247 – Muitos desses torturadores já morreram. Você acha que a lei da anistia deveria ser rediscutida, não no sentido de punir, pois como já dissemos, não há clima político para isto, mas para levar o Estado oficialmente a um pedido de desculpas aos familiares?

– Eu acho que isto já foi feito, até. Na época do Paulo Abrão, (que dirigiu a comissão de anistia) havia aquelas caravanas que iam pelos estados, levando um pedido de desculpas oficial, mas eu acho que a gente vai enfrentar esse passado é com o auxílio da história.  

247 – Mas não seria o caso de o próprio presidente da República fazer isto?
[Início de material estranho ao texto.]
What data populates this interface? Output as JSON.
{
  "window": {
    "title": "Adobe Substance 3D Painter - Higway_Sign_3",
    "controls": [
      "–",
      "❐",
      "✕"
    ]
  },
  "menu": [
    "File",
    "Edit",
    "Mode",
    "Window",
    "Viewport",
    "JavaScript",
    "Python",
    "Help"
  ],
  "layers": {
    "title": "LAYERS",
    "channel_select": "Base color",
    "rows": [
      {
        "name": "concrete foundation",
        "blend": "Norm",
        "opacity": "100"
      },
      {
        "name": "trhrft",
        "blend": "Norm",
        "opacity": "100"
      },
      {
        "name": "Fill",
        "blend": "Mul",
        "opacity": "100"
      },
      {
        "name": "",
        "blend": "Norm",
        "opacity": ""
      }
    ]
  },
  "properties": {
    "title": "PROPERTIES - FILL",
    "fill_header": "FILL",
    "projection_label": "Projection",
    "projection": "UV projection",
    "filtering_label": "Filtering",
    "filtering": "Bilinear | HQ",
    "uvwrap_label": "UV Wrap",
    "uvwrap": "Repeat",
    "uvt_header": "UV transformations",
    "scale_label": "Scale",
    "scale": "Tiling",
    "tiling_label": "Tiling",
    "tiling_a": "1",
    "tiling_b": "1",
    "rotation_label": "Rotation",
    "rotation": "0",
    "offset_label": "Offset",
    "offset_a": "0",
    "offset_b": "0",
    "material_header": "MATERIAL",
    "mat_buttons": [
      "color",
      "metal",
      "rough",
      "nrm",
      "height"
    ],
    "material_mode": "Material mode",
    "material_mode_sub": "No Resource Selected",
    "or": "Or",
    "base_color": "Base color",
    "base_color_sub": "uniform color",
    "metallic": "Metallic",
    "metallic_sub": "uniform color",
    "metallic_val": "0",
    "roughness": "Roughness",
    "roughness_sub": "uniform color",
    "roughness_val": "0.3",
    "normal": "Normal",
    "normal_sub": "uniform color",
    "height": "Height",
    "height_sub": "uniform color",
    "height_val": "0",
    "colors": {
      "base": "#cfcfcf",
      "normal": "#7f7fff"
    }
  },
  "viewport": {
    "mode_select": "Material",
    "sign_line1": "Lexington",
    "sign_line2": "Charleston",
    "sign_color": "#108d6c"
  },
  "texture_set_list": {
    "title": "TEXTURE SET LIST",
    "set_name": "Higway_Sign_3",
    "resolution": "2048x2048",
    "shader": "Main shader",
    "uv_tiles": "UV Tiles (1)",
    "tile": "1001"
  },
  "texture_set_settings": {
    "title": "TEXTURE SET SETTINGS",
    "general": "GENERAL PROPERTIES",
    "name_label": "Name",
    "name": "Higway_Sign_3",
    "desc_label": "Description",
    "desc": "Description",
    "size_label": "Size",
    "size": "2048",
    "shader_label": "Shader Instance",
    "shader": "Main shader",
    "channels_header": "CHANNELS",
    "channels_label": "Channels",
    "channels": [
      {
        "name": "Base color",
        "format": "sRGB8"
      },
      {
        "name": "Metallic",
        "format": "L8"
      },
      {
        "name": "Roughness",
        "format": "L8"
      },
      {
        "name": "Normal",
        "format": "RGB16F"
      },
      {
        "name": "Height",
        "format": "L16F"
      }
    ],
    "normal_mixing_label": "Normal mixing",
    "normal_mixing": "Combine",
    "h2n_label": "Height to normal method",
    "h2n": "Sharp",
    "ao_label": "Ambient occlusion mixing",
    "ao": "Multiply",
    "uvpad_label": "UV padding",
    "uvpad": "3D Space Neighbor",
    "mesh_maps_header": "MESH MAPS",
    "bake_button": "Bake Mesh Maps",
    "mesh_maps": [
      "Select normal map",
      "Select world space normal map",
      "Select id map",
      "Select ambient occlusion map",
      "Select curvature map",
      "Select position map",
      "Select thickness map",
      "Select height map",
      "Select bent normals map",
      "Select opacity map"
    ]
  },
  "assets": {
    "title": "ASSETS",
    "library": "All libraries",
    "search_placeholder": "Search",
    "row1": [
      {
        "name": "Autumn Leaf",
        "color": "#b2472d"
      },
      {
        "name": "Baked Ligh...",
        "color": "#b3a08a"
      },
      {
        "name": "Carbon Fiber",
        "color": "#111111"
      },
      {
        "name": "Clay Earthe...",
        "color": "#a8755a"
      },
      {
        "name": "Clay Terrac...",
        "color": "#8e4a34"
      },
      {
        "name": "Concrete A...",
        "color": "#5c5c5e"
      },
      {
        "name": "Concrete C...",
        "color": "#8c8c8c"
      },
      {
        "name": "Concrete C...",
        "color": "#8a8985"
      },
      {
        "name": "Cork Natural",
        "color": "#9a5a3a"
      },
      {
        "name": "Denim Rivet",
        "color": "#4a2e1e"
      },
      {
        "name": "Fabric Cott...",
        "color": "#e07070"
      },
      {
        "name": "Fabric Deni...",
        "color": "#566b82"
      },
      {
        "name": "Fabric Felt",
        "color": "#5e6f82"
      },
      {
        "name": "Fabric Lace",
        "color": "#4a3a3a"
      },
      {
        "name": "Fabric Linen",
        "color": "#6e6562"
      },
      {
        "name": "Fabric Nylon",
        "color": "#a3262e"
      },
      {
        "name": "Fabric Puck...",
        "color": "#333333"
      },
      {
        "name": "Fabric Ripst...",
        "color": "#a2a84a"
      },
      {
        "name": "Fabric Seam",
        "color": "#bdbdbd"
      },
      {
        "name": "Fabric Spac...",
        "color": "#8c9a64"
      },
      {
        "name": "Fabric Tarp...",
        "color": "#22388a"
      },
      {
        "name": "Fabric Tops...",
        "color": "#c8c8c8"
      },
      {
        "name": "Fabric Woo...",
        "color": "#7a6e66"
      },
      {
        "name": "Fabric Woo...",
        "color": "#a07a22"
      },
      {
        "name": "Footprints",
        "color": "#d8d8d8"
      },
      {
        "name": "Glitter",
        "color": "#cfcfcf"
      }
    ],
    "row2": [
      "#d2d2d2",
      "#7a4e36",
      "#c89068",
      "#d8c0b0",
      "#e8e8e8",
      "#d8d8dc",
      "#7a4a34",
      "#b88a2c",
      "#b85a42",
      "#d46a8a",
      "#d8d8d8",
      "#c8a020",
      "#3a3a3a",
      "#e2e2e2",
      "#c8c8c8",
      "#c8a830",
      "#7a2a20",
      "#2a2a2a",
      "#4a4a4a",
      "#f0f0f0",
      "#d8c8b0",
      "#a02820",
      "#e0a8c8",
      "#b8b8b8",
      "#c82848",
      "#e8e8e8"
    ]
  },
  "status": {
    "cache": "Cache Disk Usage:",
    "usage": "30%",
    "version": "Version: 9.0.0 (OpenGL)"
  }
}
 -Não. Seria importante uma discussão no Congresso Nacional a respeito desse assunto porque eu estou convencido, há muito anos, de que o artigo 142 precisa ser alterado. Quase todos os oficiais militares, em geral, têm a convicção de que o artigo 142 dá às Forças Armadas a incumbência da intervenção militar. O próprio vice-presidente, que é um general golpista, já falou isto. É isto que a gente tem de enfrentar.

247 – O artigo é ambíguo…

– A Constituição de 1988 não deu conta de tirar, por isto eu acho que tem de ser discutido e retirado. É claro que o STF já disse que não é isto, mas ele é dúbio, ele é mal redigido e foi imposto pelos militares desde a Constituinte de 1987/1988. Então o Congresso é que deveria fazer este esforço de revisão constitucional do 142. Eu acho que se o Congresso se mexesse nesse sentido seria maravilhoso. Pedir que os comandantes militares peçam desculpas seria importante, mas eu sou descrente em relação a isso. Acho que é importante levantar dados bem substantivos como eu tenho procurado fazer – e ainda vou divulgar muita coisa –, em relação a essa tradição de intervencionismo. Estou escrevendo um livro, que ainda vai demorar bastante tempo, no qual eu vou tentar demonstrar com dados a necessidade de alteração dessa tradição de alterações que permitem o intervencionismo do poder militar na democracia.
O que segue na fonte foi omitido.